There has been no shortage of news on labor drives at Amazon, the eCommerce giant with over 1.2 million employees. Earlier this year, we reported on one of Amazon’s most notable victories at an Alabama facility—a labor drive capturing national attention. However, just last week a very different story emerged when Amazon settled several complaints of unlawful interference with employees’ protected rights.
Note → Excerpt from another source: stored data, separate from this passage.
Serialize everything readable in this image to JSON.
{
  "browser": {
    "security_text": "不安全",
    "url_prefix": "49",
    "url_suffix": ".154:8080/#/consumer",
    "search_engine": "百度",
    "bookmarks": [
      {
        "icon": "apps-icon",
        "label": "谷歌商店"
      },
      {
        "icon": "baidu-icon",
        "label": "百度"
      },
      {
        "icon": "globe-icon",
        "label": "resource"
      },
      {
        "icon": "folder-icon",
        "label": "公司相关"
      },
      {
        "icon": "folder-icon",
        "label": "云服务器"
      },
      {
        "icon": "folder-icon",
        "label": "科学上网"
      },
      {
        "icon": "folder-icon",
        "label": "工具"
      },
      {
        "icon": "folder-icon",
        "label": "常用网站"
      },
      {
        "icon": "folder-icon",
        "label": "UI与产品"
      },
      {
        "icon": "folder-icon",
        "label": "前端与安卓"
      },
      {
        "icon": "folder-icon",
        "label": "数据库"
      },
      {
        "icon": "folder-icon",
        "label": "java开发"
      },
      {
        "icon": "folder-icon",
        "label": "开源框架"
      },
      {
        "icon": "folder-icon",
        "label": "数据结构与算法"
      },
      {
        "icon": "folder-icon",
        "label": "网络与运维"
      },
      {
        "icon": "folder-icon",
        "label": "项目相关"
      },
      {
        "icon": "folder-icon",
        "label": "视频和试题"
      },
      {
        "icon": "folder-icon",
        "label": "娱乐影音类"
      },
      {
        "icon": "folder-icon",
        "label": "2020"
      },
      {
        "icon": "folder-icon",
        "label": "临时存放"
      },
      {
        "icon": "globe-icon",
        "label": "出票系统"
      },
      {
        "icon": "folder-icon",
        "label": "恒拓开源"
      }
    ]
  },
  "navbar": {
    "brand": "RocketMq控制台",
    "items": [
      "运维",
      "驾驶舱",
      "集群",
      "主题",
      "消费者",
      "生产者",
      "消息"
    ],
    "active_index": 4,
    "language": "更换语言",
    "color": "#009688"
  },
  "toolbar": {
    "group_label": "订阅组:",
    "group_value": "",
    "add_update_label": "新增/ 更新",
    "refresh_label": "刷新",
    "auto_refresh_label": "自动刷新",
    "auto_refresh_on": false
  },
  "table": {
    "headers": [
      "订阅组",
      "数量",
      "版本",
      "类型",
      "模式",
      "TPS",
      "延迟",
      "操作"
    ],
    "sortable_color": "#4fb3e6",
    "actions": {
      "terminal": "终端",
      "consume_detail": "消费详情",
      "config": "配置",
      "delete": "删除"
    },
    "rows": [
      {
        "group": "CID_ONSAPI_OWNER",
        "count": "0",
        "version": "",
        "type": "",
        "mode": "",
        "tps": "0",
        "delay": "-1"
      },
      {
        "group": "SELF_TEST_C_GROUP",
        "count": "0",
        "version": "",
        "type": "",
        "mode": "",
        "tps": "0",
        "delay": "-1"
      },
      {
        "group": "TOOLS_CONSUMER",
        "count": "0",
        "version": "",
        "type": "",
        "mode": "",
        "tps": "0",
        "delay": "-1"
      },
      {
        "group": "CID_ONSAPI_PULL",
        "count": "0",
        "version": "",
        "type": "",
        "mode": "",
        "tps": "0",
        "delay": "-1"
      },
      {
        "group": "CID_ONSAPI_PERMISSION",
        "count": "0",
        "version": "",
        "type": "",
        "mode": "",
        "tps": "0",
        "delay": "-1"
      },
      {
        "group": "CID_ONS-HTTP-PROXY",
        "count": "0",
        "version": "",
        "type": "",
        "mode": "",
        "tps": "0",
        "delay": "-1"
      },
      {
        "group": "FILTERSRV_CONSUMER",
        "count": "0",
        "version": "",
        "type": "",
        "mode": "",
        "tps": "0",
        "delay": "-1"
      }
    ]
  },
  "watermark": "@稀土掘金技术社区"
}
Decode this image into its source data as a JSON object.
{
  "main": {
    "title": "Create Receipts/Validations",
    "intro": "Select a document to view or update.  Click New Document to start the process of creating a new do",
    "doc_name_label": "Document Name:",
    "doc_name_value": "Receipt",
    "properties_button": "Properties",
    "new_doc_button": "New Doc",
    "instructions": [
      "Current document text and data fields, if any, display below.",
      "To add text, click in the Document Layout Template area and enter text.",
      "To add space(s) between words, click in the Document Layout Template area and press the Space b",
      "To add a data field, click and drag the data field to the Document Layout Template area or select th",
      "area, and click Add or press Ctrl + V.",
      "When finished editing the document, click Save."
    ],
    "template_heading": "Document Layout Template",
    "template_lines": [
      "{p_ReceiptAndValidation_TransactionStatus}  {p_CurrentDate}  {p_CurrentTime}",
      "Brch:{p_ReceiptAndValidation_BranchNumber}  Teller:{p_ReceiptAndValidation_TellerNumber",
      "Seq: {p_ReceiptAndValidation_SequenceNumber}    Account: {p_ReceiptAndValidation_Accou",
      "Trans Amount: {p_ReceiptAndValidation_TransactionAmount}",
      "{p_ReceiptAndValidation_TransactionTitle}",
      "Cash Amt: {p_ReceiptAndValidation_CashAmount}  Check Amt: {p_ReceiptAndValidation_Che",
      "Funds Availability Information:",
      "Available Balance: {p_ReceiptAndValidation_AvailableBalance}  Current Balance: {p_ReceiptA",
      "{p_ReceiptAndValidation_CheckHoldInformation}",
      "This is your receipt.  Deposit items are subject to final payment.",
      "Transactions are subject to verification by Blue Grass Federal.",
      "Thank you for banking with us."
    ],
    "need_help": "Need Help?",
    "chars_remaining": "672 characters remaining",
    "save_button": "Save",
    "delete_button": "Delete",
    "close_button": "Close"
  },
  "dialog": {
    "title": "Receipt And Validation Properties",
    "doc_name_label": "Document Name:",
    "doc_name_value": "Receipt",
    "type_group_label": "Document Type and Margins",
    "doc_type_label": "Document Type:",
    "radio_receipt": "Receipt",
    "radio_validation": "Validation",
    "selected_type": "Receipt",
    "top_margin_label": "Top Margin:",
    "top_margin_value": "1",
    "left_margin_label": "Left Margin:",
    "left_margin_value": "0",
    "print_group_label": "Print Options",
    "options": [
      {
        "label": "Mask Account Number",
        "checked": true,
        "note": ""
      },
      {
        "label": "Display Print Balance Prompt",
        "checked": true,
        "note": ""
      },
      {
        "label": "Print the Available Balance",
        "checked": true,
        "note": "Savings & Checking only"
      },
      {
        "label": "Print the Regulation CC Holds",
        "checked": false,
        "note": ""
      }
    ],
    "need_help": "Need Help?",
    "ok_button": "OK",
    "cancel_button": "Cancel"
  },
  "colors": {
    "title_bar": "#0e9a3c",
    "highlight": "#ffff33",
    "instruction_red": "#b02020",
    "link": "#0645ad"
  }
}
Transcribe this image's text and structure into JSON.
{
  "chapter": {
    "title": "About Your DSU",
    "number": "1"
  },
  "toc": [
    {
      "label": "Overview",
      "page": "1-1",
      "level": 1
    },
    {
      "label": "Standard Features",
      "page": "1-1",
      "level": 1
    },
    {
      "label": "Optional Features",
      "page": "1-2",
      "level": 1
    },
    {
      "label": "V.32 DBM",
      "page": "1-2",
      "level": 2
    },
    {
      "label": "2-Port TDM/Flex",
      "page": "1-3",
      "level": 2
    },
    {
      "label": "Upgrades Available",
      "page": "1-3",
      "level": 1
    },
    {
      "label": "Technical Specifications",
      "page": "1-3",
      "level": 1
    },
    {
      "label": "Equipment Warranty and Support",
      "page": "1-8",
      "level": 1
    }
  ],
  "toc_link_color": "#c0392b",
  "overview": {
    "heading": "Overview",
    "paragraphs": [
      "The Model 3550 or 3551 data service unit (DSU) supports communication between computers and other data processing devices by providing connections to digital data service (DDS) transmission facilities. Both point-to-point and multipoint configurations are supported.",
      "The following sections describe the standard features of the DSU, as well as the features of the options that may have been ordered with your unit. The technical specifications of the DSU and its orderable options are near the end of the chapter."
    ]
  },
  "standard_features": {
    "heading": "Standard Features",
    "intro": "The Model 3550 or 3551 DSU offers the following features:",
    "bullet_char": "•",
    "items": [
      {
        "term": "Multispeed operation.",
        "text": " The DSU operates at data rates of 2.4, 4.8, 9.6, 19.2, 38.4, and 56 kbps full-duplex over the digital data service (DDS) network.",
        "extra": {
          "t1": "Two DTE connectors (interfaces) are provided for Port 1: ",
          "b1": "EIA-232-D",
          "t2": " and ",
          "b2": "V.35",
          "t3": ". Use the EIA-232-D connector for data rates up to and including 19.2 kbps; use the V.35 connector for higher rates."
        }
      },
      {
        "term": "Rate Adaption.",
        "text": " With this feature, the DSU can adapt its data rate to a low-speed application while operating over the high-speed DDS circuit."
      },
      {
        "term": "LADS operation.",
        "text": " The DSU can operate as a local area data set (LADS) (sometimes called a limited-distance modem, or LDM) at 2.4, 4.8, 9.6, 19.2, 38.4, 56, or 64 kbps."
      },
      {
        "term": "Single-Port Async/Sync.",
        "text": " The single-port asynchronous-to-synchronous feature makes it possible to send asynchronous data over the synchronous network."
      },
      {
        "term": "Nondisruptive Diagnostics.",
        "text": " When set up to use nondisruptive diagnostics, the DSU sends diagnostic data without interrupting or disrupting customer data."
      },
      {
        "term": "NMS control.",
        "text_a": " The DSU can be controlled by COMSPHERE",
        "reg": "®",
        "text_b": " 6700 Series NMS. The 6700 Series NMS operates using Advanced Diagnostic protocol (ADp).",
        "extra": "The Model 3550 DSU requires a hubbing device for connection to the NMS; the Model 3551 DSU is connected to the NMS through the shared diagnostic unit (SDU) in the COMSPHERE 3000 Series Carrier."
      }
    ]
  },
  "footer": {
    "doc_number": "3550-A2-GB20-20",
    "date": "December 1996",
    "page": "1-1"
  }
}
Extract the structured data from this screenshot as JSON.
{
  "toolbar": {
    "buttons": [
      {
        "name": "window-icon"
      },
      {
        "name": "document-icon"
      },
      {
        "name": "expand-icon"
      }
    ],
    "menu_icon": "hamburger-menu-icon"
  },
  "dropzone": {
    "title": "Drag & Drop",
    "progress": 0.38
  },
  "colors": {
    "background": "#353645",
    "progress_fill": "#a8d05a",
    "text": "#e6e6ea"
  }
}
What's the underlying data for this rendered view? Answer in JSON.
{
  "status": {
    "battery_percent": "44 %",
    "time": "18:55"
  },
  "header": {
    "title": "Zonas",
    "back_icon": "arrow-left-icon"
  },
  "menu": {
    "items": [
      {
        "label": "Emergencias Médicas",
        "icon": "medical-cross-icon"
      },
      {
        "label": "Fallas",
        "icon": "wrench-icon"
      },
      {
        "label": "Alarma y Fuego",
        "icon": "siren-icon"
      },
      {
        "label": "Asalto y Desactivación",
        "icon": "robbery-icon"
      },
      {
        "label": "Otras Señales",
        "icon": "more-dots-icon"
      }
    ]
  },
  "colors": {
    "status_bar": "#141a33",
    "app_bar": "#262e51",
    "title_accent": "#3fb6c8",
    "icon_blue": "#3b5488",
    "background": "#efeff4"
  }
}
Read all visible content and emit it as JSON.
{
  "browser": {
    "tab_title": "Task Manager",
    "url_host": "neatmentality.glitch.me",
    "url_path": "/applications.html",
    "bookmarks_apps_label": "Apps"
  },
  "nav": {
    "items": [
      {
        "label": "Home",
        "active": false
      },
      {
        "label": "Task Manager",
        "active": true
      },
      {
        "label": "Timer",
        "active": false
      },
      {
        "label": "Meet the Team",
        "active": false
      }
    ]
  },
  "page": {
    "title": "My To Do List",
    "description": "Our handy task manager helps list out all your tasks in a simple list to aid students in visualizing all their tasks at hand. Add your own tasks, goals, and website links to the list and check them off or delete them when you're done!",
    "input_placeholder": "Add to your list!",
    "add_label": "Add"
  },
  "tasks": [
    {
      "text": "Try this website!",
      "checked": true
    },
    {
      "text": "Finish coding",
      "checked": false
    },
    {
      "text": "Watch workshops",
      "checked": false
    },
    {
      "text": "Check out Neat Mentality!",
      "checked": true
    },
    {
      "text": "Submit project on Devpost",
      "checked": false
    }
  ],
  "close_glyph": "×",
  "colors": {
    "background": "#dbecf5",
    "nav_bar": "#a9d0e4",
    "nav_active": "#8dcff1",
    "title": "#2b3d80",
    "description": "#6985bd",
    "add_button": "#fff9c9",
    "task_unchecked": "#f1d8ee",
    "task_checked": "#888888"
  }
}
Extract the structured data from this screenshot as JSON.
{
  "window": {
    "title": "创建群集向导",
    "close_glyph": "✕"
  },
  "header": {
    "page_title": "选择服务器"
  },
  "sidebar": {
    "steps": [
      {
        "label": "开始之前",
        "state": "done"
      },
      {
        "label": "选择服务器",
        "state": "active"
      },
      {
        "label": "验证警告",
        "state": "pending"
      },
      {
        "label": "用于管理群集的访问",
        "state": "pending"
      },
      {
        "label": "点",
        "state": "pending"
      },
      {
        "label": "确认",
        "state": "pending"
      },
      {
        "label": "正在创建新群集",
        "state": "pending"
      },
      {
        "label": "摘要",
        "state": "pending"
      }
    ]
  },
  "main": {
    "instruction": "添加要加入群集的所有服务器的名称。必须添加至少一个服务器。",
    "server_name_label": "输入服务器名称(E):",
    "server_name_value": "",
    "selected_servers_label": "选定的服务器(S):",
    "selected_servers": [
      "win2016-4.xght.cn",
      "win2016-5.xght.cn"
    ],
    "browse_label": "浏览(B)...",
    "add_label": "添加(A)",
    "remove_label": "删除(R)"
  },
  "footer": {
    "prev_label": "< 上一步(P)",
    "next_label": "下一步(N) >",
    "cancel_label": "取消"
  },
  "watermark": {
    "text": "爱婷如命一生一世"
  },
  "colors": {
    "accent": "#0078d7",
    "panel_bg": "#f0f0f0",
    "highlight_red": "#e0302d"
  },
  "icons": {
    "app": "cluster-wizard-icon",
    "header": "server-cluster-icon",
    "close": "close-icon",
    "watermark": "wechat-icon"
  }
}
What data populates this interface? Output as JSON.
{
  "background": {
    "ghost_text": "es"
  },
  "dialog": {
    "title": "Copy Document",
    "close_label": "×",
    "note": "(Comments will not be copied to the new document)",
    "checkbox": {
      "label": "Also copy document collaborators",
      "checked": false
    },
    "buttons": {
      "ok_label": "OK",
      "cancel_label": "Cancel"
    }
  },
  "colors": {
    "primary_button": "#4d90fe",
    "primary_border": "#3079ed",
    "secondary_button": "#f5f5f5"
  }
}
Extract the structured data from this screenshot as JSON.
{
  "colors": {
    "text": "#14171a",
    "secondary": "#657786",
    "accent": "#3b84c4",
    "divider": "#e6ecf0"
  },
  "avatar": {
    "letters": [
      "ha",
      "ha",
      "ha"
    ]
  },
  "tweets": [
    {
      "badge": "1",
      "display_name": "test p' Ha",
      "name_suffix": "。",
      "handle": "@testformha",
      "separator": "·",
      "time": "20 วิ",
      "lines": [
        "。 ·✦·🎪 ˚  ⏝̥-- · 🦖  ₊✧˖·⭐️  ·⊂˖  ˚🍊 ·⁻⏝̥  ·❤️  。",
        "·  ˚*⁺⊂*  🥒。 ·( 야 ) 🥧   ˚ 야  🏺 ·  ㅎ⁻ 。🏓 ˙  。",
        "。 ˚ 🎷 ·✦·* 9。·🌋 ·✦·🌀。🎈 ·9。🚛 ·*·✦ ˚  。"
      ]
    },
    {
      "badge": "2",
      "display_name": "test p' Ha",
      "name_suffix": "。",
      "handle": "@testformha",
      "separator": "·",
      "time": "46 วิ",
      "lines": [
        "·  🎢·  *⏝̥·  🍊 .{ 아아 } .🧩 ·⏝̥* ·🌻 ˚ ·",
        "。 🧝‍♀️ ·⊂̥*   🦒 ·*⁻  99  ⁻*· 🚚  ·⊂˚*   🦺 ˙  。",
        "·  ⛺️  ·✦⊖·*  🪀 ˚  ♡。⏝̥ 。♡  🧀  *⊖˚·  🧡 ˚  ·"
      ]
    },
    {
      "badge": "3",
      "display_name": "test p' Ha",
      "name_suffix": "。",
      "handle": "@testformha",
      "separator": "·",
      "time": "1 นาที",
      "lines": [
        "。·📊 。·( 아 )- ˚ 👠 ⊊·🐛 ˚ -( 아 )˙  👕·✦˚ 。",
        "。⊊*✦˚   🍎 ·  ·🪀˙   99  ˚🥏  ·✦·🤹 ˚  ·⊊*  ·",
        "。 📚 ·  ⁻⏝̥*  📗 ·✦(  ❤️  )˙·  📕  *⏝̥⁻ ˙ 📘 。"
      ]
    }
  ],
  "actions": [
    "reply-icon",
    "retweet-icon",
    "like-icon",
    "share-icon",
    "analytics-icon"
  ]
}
The National Labor Relations Board (“NLRB”), the agency tasked with enforcing the National Labor Relations Act (“the Act”), entered into a surprising settlement agreement with Amazon in response to several recent complaints that Amazon deliberately interfered with workers’ rights as set forth under the Act. According to Jennifer Abruzzo, NLRB General Counsel, the settlement requires that Amazon  not interfere with employees’ rights to organize and that it will not retaliate against employees for exercising those rights.  The settlement requires that Amazon notify current and former employees of their organizing rights via a direct email, which some describe as an extraordinary measure.  Amazon must also refrain from interfering with employees engaging in union activity on certain of its properties during non-working time. Abruzzo made clear the NLRB would be watching closely, explaining, “Working people should know that the National Labor Relations Board will vigorously seek to ensure Amazon’s compliance with the settlement and continue to defend the labor rights of all workers.”

While many news outlets have reported the settlement to signify a fundamental shift in Amazon’s approach to organized labor, this settlement mainly requires that Amazon notify employees of rights to which they were already entitled. Regardless of one’s take on the matter, the ongoing organized labor battles will certainly provide much to consider in the new year ahead.